Now, I’m no financial expert, so I have no valid comment about how things will pan out – whether the recovery of the pound will hold, whether the stock market will recover – I don’t know, althought the governor of the bank of England says it will “weigh on our economic prospects for some time”. We just have to wait and see on that one – and certainly we won’t see immediate permanent changes. And I already know one man who did very well out of the collapse of the pound – buying Euros last Wednesday and selling them on Friday netted him 20K. The rich will always find a way…..
There is one thing that I can talk about though, something that is happening now, something that was apparent from day one. If there is one thing this vote has done – and I have seen it, so don’t tell me it hasnt – is that it has consolidated and in some way legitimised racism.
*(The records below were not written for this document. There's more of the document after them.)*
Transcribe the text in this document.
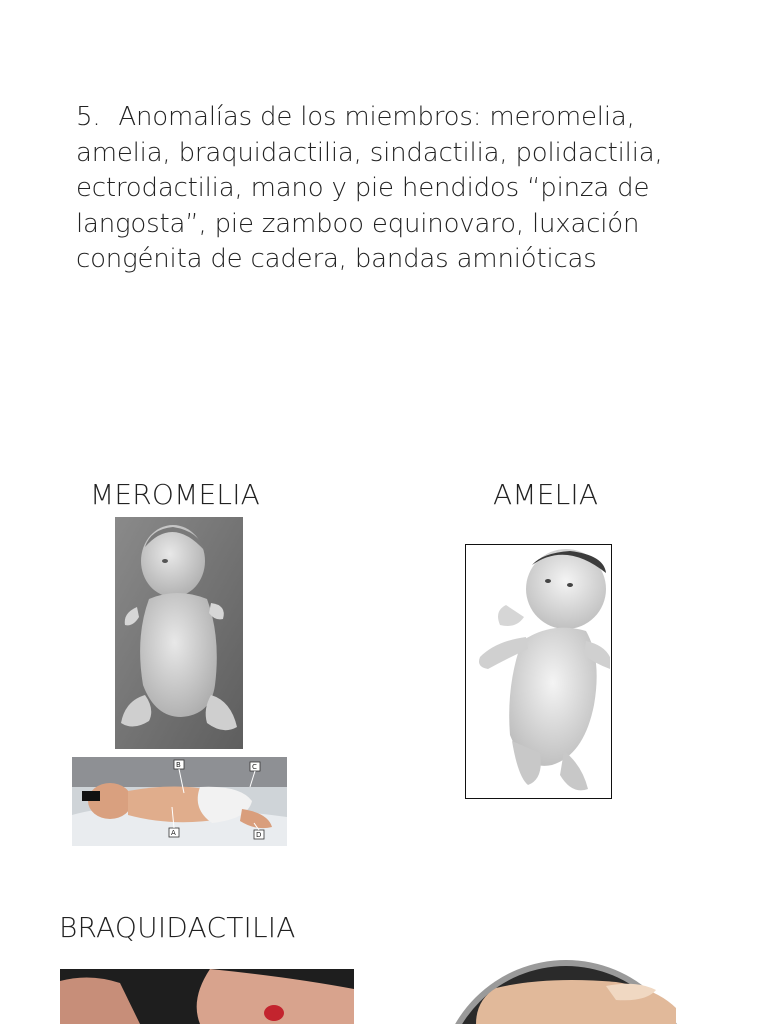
5. Anomalías de los miembros: meromelia, amelia, braquidactilia, sindactilia, polidactilia, ectrodactilia, mano y pie hendidos “pinza de langosta”, pie zamboo equinovaro, luxación congénita de cadera, bandas amnióticas
MEROMELIA	AMELIA
BRAQUIDACTILIA
B	C
A	D
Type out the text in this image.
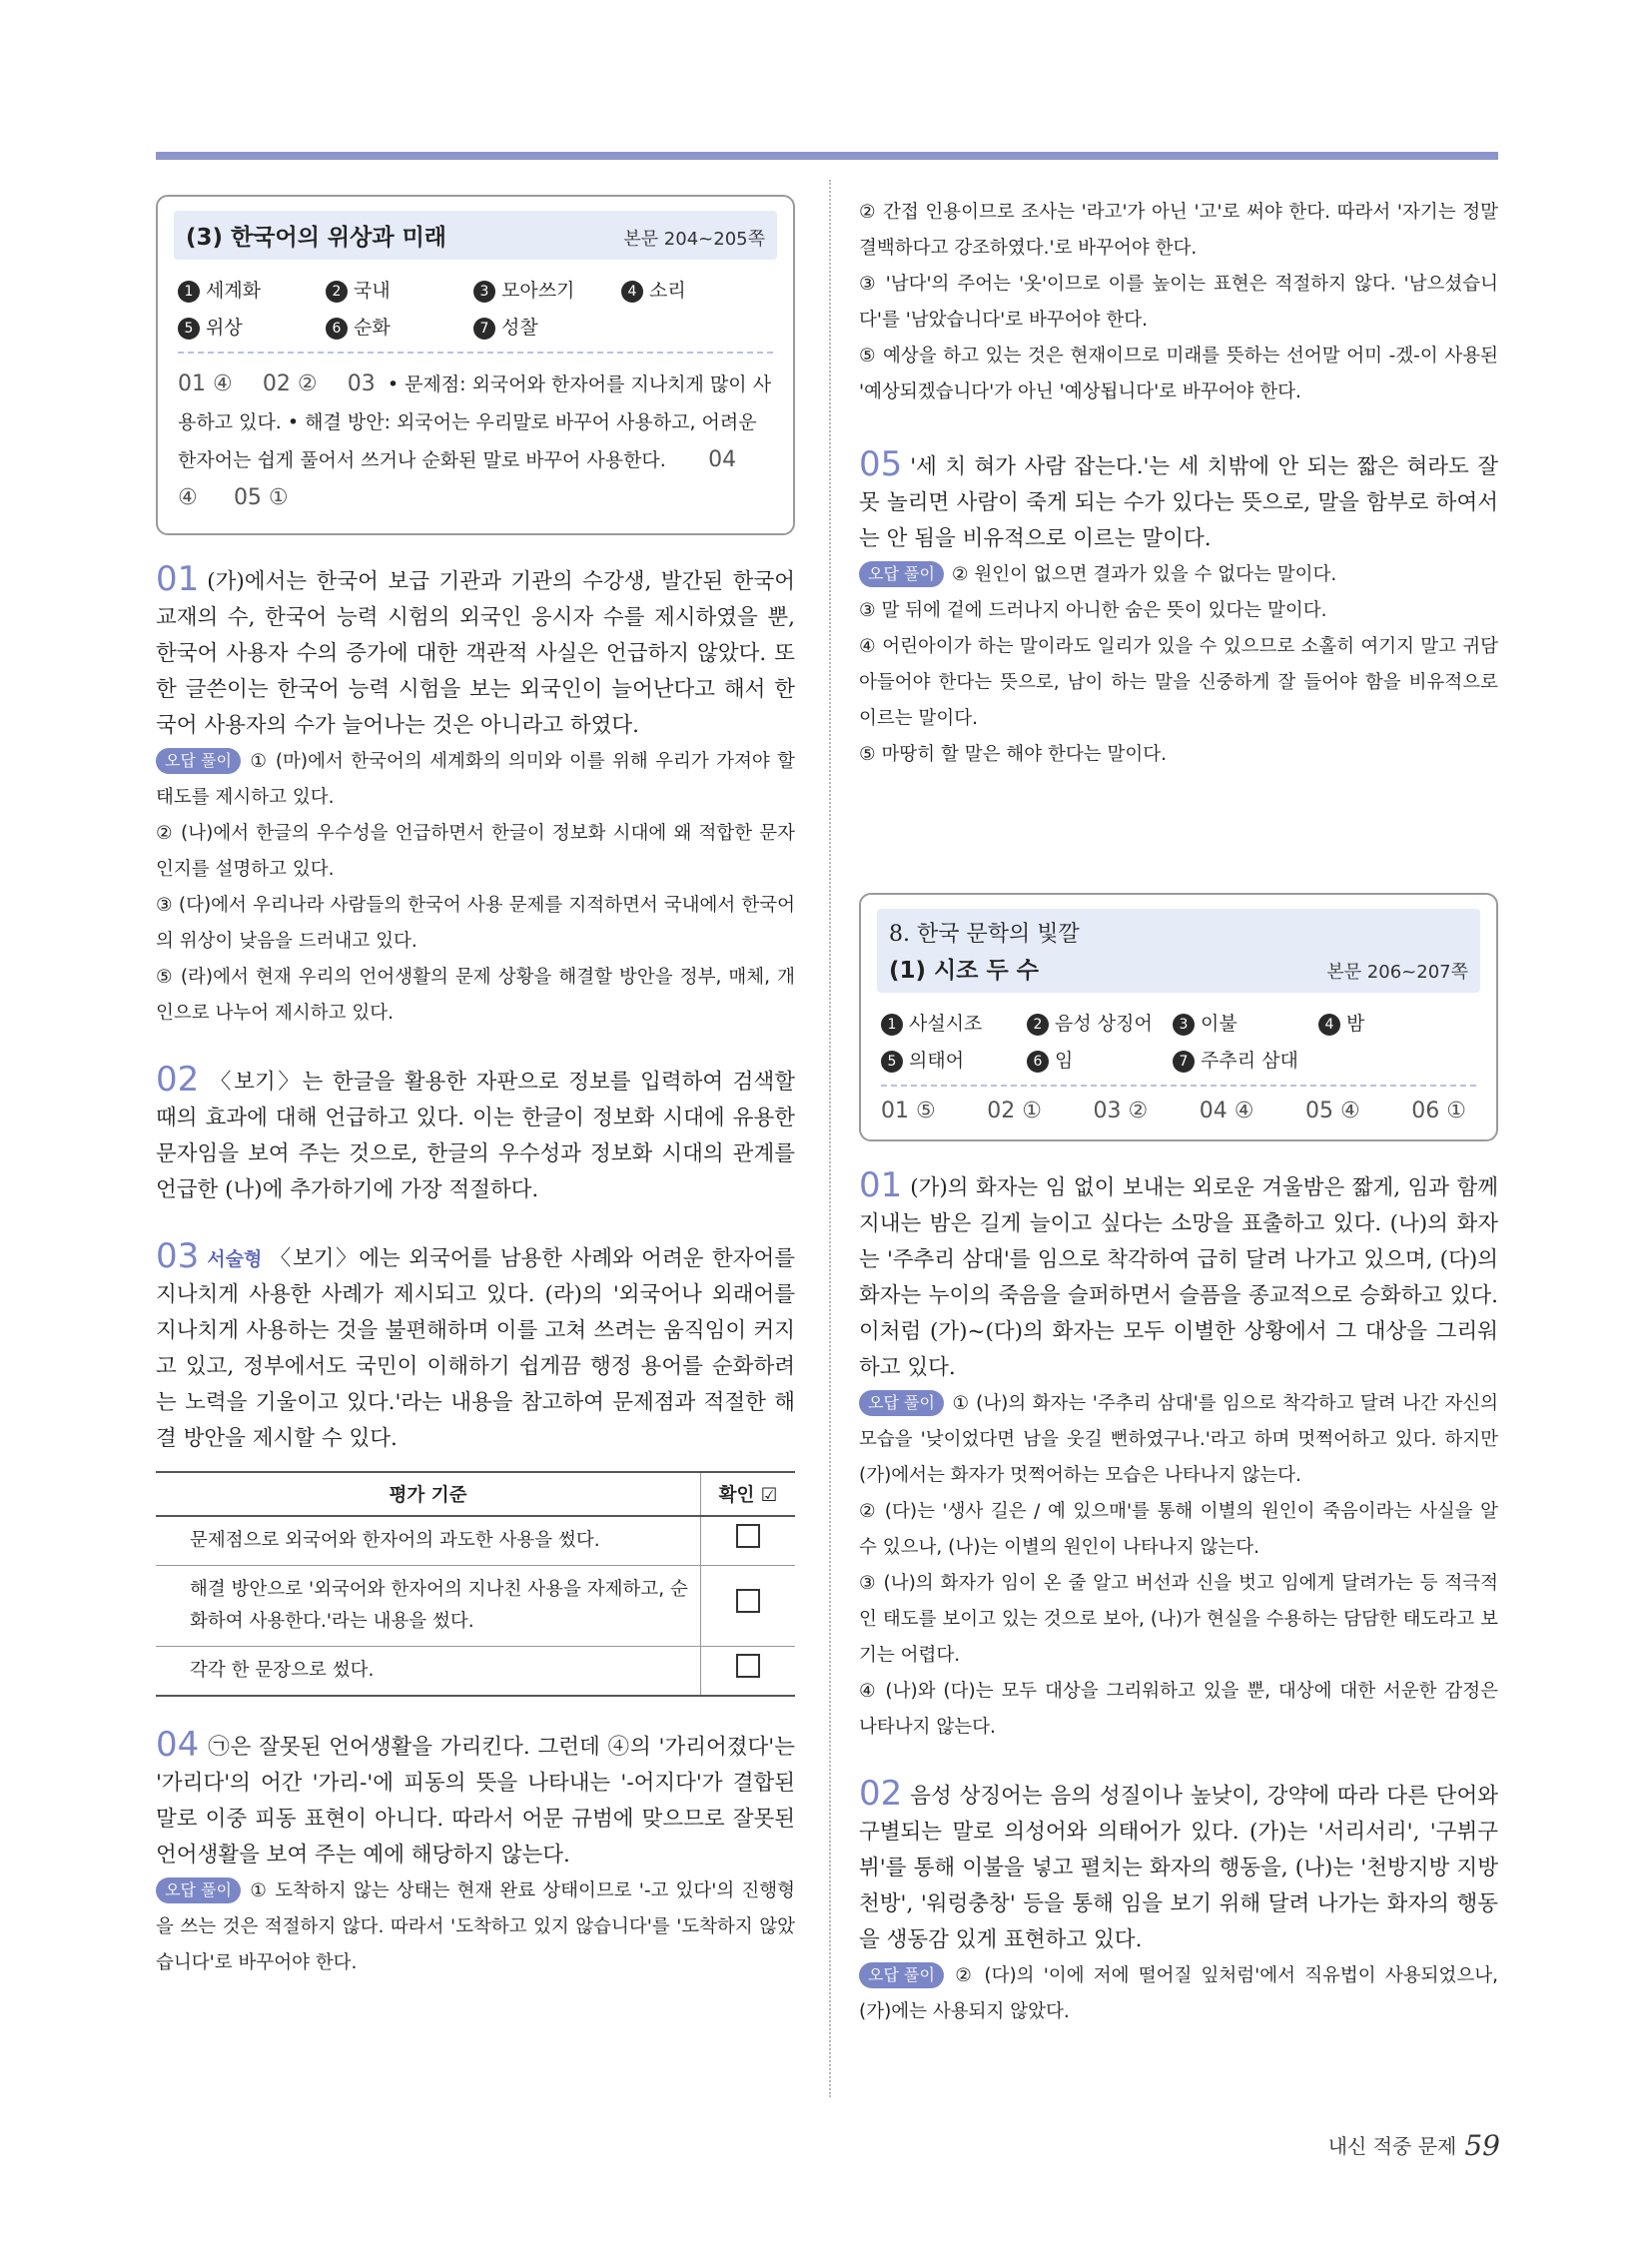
(3) 한국어의 위상과 미래	본문 204~205쪽
1 세계화	2 국내	3 모아쓰기	4 소리
5 위상	6 순화	7 성찰
01 ④ 02 ② 03 • 문제점: 외국어와 한자어를 지나치게 많이 사용하고 있다. • 해결 방안: 외국어는 우리말로 바꾸어 사용하고, 어려운 한자어는 쉽게 풀어서 쓰거나 순화된 말로 바꾸어 사용한다. 04 ④ 05 ①
01 (가)에서는 한국어 보급 기관과 기관의 수강생, 발간된 한국어 교재의 수, 한국어 능력 시험의 외국인 응시자 수를 제시하였을 뿐, 한국어 사용자 수의 증가에 대한 객관적 사실은 언급하지 않았다. 또한 글쓴이는 한국어 능력 시험을 보는 외국인이 늘어난다고 해서 한국어 사용자의 수가 늘어나는 것은 아니라고 하였다.
오답 풀이 ① (마)에서 한국어의 세계화의 의미와 이를 위해 우리가 가져야 할 태도를 제시하고 있다.
② (나)에서 한글의 우수성을 언급하면서 한글이 정보화 시대에 왜 적합한 문자인지를 설명하고 있다.
③ (다)에서 우리나라 사람들의 한국어 사용 문제를 지적하면서 국내에서 한국어의 위상이 낮음을 드러내고 있다.
⑤ (라)에서 현재 우리의 언어생활의 문제 상황을 해결할 방안을 정부, 매체, 개인으로 나누어 제시하고 있다.
02 〈보기〉는 한글을 활용한 자판으로 정보를 입력하여 검색할 때의 효과에 대해 언급하고 있다. 이는 한글이 정보화 시대에 유용한 문자임을 보여 주는 것으로, 한글의 우수성과 정보화 시대의 관계를 언급한 (나)에 추가하기에 가장 적절하다.
03 서술형 〈보기〉에는 외국어를 남용한 사례와 어려운 한자어를 지나치게 사용한 사례가 제시되고 있다. (라)의 '외국어나 외래어를 지나치게 사용하는 것을 불편해하며 이를 고쳐 쓰려는 움직임이 커지고 있고, 정부에서도 국민이 이해하기 쉽게끔 행정 용어를 순화하려는 노력을 기울이고 있다.'라는 내용을 참고하여 문제점과 적절한 해결 방안을 제시할 수 있다.
평가 기준	확인 ☑
문제점으로 외국어와 한자어의 과도한 사용을 썼다.	
해결 방안으로 '외국어와 한자어의 지나친 사용을 자제하고, 순화하여 사용한다.'라는 내용을 썼다.	
각각 한 문장으로 썼다.	
04 ㉠은 잘못된 언어생활을 가리킨다. 그런데 ④의 '가리어졌다'는 '가리다'의 어간 '가리-'에 피동의 뜻을 나타내는 '-어지다'가 결합된 말로 이중 피동 표현이 아니다. 따라서 어문 규범에 맞으므로 잘못된 언어생활을 보여 주는 예에 해당하지 않는다.
오답 풀이 ① 도착하지 않는 상태는 현재 완료 상태이므로 '-고 있다'의 진행형을 쓰는 것은 적절하지 않다. 따라서 '도착하고 있지 않습니다'를 '도착하지 않았습니다'로 바꾸어야 한다.
② 간접 인용이므로 조사는 '라고'가 아닌 '고'로 써야 한다. 따라서 '자기는 정말 결백하다고 강조하였다.'로 바꾸어야 한다.
③ '남다'의 주어는 '옷'이므로 이를 높이는 표현은 적절하지 않다. '남으셨습니다'를 '남았습니다'로 바꾸어야 한다.
⑤ 예상을 하고 있는 것은 현재이므로 미래를 뜻하는 선어말 어미 -겠-이 사용된 '예상되겠습니다'가 아닌 '예상됩니다'로 바꾸어야 한다.
05 '세 치 혀가 사람 잡는다.'는 세 치밖에 안 되는 짧은 혀라도 잘못 놀리면 사람이 죽게 되는 수가 있다는 뜻으로, 말을 함부로 하여서는 안 됨을 비유적으로 이르는 말이다.
오답 풀이 ② 원인이 없으면 결과가 있을 수 없다는 말이다.
③ 말 뒤에 겉에 드러나지 아니한 숨은 뜻이 있다는 말이다.
④ 어린아이가 하는 말이라도 일리가 있을 수 있으므로 소홀히 여기지 말고 귀담아들어야 한다는 뜻으로, 남이 하는 말을 신중하게 잘 들어야 함을 비유적으로 이르는 말이다.
⑤ 마땅히 할 말은 해야 한다는 말이다.
8. 한국 문학의 빛깔
(1) 시조 두 수	본문 206~207쪽
1 사설시조	2 음성 상징어	3 이불	4 밤
5 의태어	6 임	7 주추리 삼대
01 ⑤ 02 ① 03 ② 04 ④ 05 ④ 06 ①
01 (가)의 화자는 임 없이 보내는 외로운 겨울밤은 짧게, 임과 함께 지내는 밤은 길게 늘이고 싶다는 소망을 표출하고 있다. (나)의 화자는 '주추리 삼대'를 임으로 착각하여 급히 달려 나가고 있으며, (다)의 화자는 누이의 죽음을 슬퍼하면서 슬픔을 종교적으로 승화하고 있다. 이처럼 (가)~(다)의 화자는 모두 이별한 상황에서 그 대상을 그리워하고 있다.
오답 풀이 ① (나)의 화자는 '주추리 삼대'를 임으로 착각하고 달려 나간 자신의 모습을 '낮이었다면 남을 웃길 뻔하였구나.'라고 하며 멋쩍어하고 있다. 하지만 (가)에서는 화자가 멋쩍어하는 모습은 나타나지 않는다.
② (다)는 '생사 길은 / 예 있으매'를 통해 이별의 원인이 죽음이라는 사실을 알 수 있으나, (나)는 이별의 원인이 나타나지 않는다.
③ (나)의 화자가 임이 온 줄 알고 버선과 신을 벗고 임에게 달려가는 등 적극적인 태도를 보이고 있는 것으로 보아, (나)가 현실을 수용하는 담담한 태도라고 보기는 어렵다.
④ (나)와 (다)는 모두 대상을 그리워하고 있을 뿐, 대상에 대한 서운한 감정은 나타나지 않는다.
02 음성 상징어는 음의 성질이나 높낮이, 강약에 따라 다른 단어와 구별되는 말로 의성어와 의태어가 있다. (가)는 '서리서리', '구뷔구뷔'를 통해 이불을 넣고 펼치는 화자의 행동을, (나)는 '천방지방 지방천방', '워렁충창' 등을 통해 임을 보기 위해 달려 나가는 화자의 행동을 생동감 있게 표현하고 있다.
오답 풀이 ② (다)의 '이에 저에 떨어질 잎처럼'에서 직유법이 사용되었으나, (가)에는 사용되지 않았다.
내신 적중 문제 59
Those who tell me not to panic, or not to get disheartened – I wonder where they live? Because I live in a city – a glorious, multicultural city, and I love it. I don’t have an ivory tower, I don’t even have a car that will take me from place to place without interacting with people. I walk, I use public transport, I am on the streets with the crowds, and it’s here that I see the difference an “out” vote has made. I see it in the “integration project” sessions – the very name could almost be a sick joke – those ladies who we are trying to help resettle here, they were already nervous, never went into town alone – and now? They have already been subjected to verbal abuse by people who think that because we voted to leave the EU these people will immediately be packed off to some unknown “where they came from”. I know someone who is afraid to let her little sister go to work on the bus for fear of racist attacks, so she takes her to work every morning in her car – and sees her in the door. We have all seen the “calling cards” left at the homes of Polish people. I saw someone online justifying the shooting of Jo Cox by saying she would have “filled this country with sub humans”
All of this is breaking my heart. And it’s making my job as a community worker almost impossible. All I can do is keep on doing my best, reassuring the lady on the bus that we don’t all feel like that, apologising for my fellow countrymen, being there where and when I can. I’ve also started wearing a safety pin in my coat – as part of an online idea that if anyone is scared or just doesnt know who to sit next to on the bus, they will see the safety pin and know I am a safe person to sit with.
I want this feeling to go away, and I’m waiting and seeing – like they say, but I don’t think it’s going to go away any time soon.